Oh, and there was one other thing…

Mercedes Moné arrives

The other big story coming out of Tokyo was that the former Sasha Banks, now Mercedes Moné, had her unveiling. She came out to a pretty huge roar after the one women’s match on the card, Kairi defeating Tam Nakano to challenge Kairi for the company’s show in San Jose in February.

It wasn’t the smoothest of debuts. Moné was never the best promo, and in front of an audience that mostly didn’t speak her language it was on the awkward side. The DDT she was supposed to hit on Kairi to announce her heel-dom was botched. Still, It’s Mercedes. She commanded the space, she feels like a star, and the possibilities are endless.

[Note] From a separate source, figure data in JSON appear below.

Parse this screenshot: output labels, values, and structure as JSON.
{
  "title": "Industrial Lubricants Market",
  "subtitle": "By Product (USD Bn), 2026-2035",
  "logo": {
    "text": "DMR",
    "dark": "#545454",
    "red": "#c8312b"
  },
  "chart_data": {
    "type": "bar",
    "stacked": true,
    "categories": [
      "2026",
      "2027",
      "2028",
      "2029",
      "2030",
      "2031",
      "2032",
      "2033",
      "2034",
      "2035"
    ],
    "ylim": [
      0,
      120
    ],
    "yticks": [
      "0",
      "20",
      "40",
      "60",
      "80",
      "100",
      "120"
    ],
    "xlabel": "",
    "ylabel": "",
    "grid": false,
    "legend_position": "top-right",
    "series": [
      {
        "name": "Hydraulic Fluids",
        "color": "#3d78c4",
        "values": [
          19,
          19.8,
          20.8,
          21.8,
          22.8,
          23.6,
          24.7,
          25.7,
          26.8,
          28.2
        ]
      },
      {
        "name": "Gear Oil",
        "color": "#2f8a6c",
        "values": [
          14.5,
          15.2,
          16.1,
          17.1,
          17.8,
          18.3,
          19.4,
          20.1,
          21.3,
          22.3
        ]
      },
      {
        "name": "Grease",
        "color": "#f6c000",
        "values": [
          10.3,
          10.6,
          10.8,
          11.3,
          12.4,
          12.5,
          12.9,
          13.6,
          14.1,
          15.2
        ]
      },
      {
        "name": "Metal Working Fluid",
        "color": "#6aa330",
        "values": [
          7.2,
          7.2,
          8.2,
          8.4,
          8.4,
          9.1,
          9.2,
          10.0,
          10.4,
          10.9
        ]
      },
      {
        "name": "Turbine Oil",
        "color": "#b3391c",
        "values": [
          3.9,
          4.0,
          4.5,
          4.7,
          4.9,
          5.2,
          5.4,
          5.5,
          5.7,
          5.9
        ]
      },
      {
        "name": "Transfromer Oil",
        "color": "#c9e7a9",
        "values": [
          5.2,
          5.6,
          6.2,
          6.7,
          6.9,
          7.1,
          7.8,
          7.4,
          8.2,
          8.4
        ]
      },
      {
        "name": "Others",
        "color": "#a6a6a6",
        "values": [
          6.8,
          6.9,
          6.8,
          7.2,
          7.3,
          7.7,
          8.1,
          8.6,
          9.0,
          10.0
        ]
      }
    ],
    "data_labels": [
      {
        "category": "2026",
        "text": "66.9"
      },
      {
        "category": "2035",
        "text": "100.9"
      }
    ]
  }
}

It’s just a wonder if NJPW and their parent company Bushiroad have thought about them and how to get there. What the NJPW women’s division will be is very unclear. Bushiroad owns both NJPW and Stardom, the women’s promotion. There is a women’s NJPW belt, but the only appearances it’s made are just the two championship matches Kairi has had in the past month. There isn’t a “division” as of yet.

There is Stardom, home to arguably the best women’s wrestling in the world and where the NJPW women’s championship springs from. But if they’re hoping that Moné will act like their own version of Omega or Chris Jericho, a North American wrestler to introduce a whole new audience to a Japanese company, there’s a lot of work to do. When NJPW started making inroads to the West, it had a weekly show on AXS-TV and English broadcasts on their streaming channel for every show. A fan could drop in and find out what was going on and who was who pretty quickly.

Stardom has none of that. There is Stardom World, an app much like NJPW World, but it has no English component and no English commentary of their shows. The website itself is… well, let’s call it high-school level. If fans want to come over and see who Moné is wrestling, they’re going to have to piece together the stories themselves a lot.

And while debuting Moné is a huge story, they missed an opportunity to really showcase what the division could be. Kairi and Nakano were only given five minutes on the biggest card of the year. They’ve only had one other match on an NJPW card with English commentary. There’s way more road to cover if Stardom and the NJPW women’s division are going to grab a foothold on these shores, which clearly Moné is around to do.

Still, the roars that greeted every big move of the Omega-Ospreay match or the conclusion to Okada regaining the title felt like coming home. The company’s ties with AEW always give it an avenue for more eyeballs and popularity, and that’s in both its men’s and women’s divisions, if they want it. Suddenly the business outside of New York feels like it’s percolating again.